Werthester Freund!
Verzeihen Sie, daß ich so lange, Anfangs über Zerstreuungen, nachher über Geschäften versäumt habe, Ihnen mein Andenken schriftlich zu erneuern. Die Nachrichten, welche mir meine Freundin aus einem freundschaftlichen Briefe von Ihnen an sie mitgetheilt hat, von Ihrem Aufenthalte auf dem Lande nach der verdrießlichen Messe, von Ihrem und Ihrer Familie Wohlseyn, haben mir große Freude gemacht. Sie wissen wohl, daß ich nie aufhören kann, lebhaften Antheil an Ihnen zu nehmen. Mir ist es, seit ich Leipzig verließ, ungemein wohl gegangen, ich habe eine Menge interessante Bekanntschaften gemacht, und hier allgemein die beste Aufnahme gefunden, und Jena wird für jetzt mein bleibender Aufenthalt. – Mancherley Umstände in meiner hiesigen Lage machten es rathsam, meine Verbindung mit Carolinen noch mehr zu beschleunigen. In wenigen Tagen reise ich nach Braunschweig und bin in weniger als zwey Wochen, von jetzt an gerechnet, schon wieder mit ihr in Jena. Sie kennen vielleicht die hiesige Gegend – sie ist artig und wir werden auf einem Gartenhause wohnen, das eine sehr hübsche Aussicht hat.
In Weimar war ich noch nicht: ich hatte einen großen Reiz weniger hinzugehn, da Wieland abwesend, und Göthe den größten Theil der Zeit hier gewesen ist. Ich werde aber noch vor der Reise nach Braunschweig hingehen, und mich alsdann mit HE. Böttiger über die Ausgabe des Propertius besprechen. Deswegen habe ich Ihnen auch seinen Prospectus zu der ganzen Unternehmung noch nicht wieder zurückgeschickt. Ich habe hier allerley erfahren, was mich befürchten macht, daß es mit dem Buchhändler Michaelis nicht allzu gut steht. Sollten Sie etwas ihn betreffend erfahren, so werden Sie mich recht sehr verbinden, wenn Sie es mir mittheilen wollen. Noch habe ich ihm kein Manuskript von Shakespeare geschickt, und ich muß gestehen, ich schöbe es gern so lange auf, bis ich über seine Lage beruhigt seyn könnte.
Meine Übersetzung des Romeo hat bei Göthen, dem ich sie ganz vorgelesen, großen Befall gefunden.
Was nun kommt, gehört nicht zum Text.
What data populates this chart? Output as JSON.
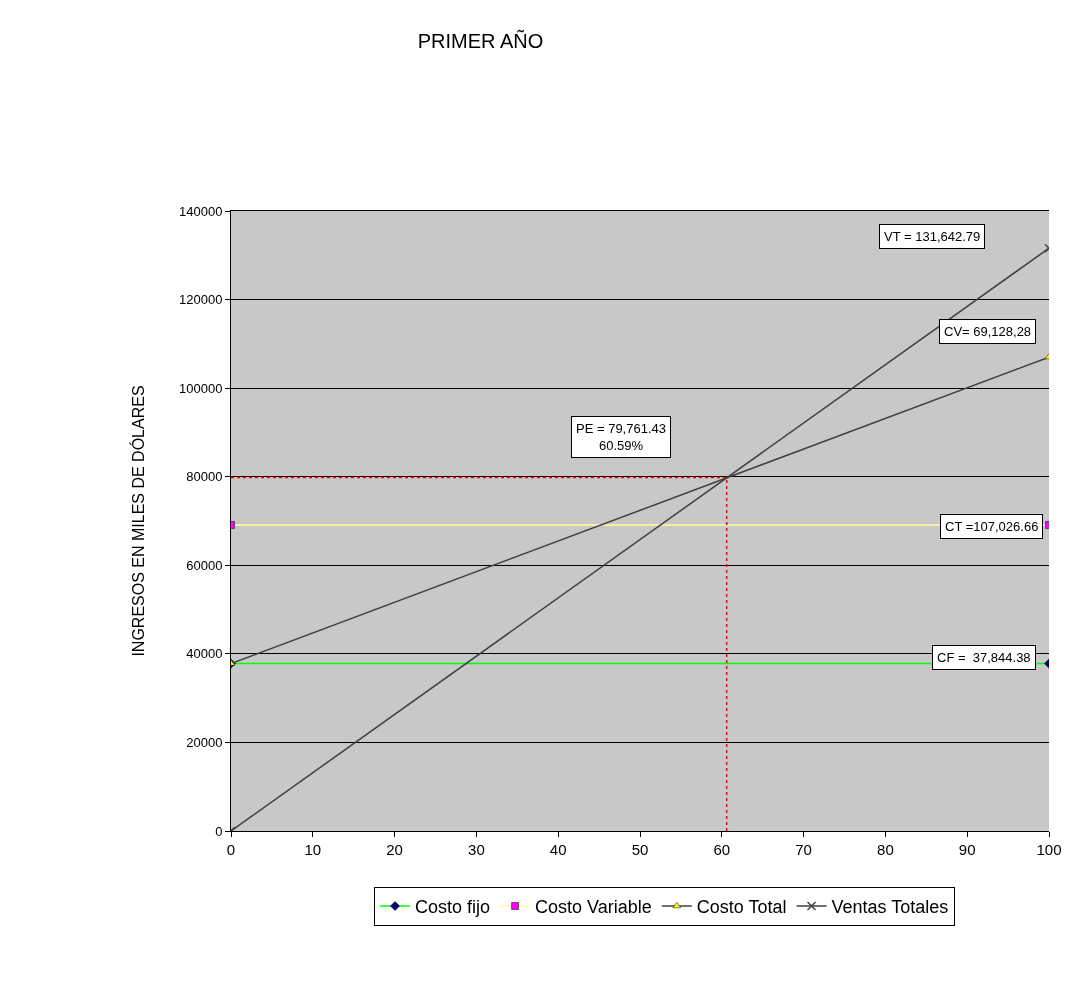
{
  "chart_data": {
    "type": "line",
    "title": "PRIMER AÑO",
    "ylabel": "INGRESOS EN MILES DE DÓLARES",
    "x": [
      0,
      100
    ],
    "xlim": [
      0,
      100
    ],
    "xticks": [
      0,
      10,
      20,
      30,
      40,
      50,
      60,
      70,
      80,
      90,
      100
    ],
    "ylim": [
      0,
      140000
    ],
    "yticks": [
      0,
      20000,
      40000,
      60000,
      80000,
      100000,
      120000,
      140000
    ],
    "grid": "y",
    "legend": "bottom",
    "series": [
      {
        "name": "Costo fijo",
        "color": "#00ff00",
        "colors": [
          "#000080",
          "#000080"
        ],
        "marker": "diamond",
        "values": [
          37800,
          37800
        ]
      },
      {
        "name": "Costo Variable",
        "color": "#ffff99",
        "colors": [
          "#ff00ff",
          "#ff00ff"
        ],
        "marker": "square",
        "values": [
          69100,
          69100
        ]
      },
      {
        "name": "Costo Total",
        "color": "#404040",
        "colors": [
          "#ffff00",
          "#ffff00"
        ],
        "marker": "triangle",
        "values": [
          37800,
          107000
        ]
      },
      {
        "name": "Ventas Totales",
        "color": "#404040",
        "colors": [
          "#404040",
          "#404040"
        ],
        "marker": "cross",
        "values": [
          0,
          131600
        ]
      }
    ],
    "ref_lines": [
      {
        "axis": "y",
        "value": 79800,
        "color": "#ff0000",
        "line_style": "dotted"
      },
      {
        "axis": "x",
        "value": 60.6,
        "color": "#ff0000",
        "line_style": "dotted"
      }
    ],
    "annotations": [
      "VT = 131,642.79",
      "CV= 69,128,28",
      "PE = 79,761.43\n60.59%",
      "CT =107,026.66",
      "CF =  37,844.38"
    ]
  }
}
Bey dem Aufenthalte in Leipzig habe ich vergessen, meine Schuld wegen der Handausgabe von Wielands Werken abzutragen, und mir die seitdem erschienene Lieferung auszubitten. Es kann ja nun wohl auf Michaelis in Ordnung gebracht werden, wo sich vielleicht Meßgelegenheit findet. Noch eine Bitte. In den Jahren 60–67 sind in Leipzig (es ist mir entfallen bey welchem Buchhändler) und zugleich in Kopenhagen die Werke meines Oheims Johann Elias Schlegel, der besonders als dramatischer Dichter bekannt gewesen ist, in fünf Bänden groß Oktav, verlegt worden. Es läge mir sehr daran ein Exemplar davon zu haben. Wollten Sie darnach herum fragen? Wenn es irgendwo sich noch in Buchläden findet, so muß es in Leipzig seyn. Dyk wird wohl Bescheid davon wissen.
Leben Sie recht wohl und vergnügt mein werthester Freund, und empfehlen Sie mich aufs angelegentlichste Ihrer lieben Frau.
Ganz der Ihrige
A. W. Schlegel
Meine Addresse ist: an den Rath Schlegel in Jena.
Vielleicht wissen Sie schon aus der Litt. Zeitung, daß mir der Fürst von Schwarzburg Rudolstadt diesen Titel ertheilt hat.